What is Attitudinal Healing?
Thursday, April 23, 2009

Is it possible to choose to let go of fear and conflict? 

Is it possible to heal painful thoughts and attitudes about the past and to bring peace to ourselves and others?

Is it possible to forgive those who we think have hurt us, and to forgive ourselves for our mistakes and for the shame we may feel about the past?

While challenge, conflict and crisis may be inevitable in life, what matters most are the attitudes, beliefs and values we adopt; the decision-making and communication skills we utilize; and the ability and willingness to make healthful, positive choices when such challenges arise. 

Emotionally resilient people have a specific set of attitudes concerning themselves and their role within the world that enables them to deal with life challenges more efficiently and effectively than their non-resilient peers.

Attitudinal Healing offers a way to enable us to consciously choose to let go of fearful attitudes and embrace a loving and forgiving path.  The goal is not simply to change behavior, but to re-train the most powerful instrument of change we possess, our own mind.  Thus, Attitudinal Healing occurs when we realize that our own thoughts, feelings and attitudes about people and events are what cause us conflict and distress.

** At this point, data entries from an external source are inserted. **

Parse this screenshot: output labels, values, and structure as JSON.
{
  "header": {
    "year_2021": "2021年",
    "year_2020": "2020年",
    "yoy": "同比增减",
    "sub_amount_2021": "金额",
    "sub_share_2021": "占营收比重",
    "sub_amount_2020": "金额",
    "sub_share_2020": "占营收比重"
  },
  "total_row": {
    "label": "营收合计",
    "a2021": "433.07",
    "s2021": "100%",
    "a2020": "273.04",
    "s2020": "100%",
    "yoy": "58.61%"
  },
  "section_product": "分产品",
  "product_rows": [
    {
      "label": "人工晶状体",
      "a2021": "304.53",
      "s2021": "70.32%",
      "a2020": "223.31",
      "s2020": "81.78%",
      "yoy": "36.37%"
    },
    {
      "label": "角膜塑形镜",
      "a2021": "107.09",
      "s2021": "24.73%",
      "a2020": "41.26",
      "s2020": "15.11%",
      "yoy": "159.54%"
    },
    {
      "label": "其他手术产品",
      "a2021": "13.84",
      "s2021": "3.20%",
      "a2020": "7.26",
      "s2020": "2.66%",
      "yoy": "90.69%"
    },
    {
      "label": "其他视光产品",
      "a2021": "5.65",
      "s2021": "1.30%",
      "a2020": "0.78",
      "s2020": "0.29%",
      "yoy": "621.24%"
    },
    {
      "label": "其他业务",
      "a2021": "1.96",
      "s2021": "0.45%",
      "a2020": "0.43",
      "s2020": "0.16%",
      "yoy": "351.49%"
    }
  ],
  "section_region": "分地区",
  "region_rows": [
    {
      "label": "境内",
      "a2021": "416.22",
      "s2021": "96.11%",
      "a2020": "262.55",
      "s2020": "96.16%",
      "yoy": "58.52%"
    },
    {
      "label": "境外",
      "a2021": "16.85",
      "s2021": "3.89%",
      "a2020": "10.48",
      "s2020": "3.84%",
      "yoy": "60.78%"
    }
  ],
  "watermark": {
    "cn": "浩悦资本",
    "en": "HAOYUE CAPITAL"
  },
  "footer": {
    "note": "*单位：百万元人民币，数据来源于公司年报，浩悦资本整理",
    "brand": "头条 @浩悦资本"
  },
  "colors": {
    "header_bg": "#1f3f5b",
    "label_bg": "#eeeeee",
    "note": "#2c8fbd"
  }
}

Developed by renowned psychiatrist and author, Jerry Jampolsky, M.D., over 30 years ago, Attitudinal Healing has been successfully applied by individuals, communities and organizations in over 50 countries, ranging from cancer patients in Russia and Ukraine, to inner city orphans in Mexico City, to life-threatened individuals in the US, and war refugees in Croatia and Bosnia.

Dr. Jampolsky outlined a core framework or set of Attitudinal Healing principles to help people to let go of fear, discard negative and hurtful thoughts from the past, and remove inner obstacles to peace. These are as follows:

  1. The essence of being is love.
  2. Health is inner peace.
  3. Giving and receiving are the same.
  4. We can let go of the past and the future.
  5. Now is the only time there is.
  6. We learn to love ourselves and others by forgiving rather than judging.
  7. We can become love-finders rather than faultfinders.
  8. We can be peaceful inside regardless of what is happening outside.
  9. We are students and teachers to each other.
  10. We can focus on the whole of our lives rather than on the fragments.
  11. Because love is eternal, death need not be viewed as fearful.
  12. We can always see ourselves and others as extending love or giving a call for help.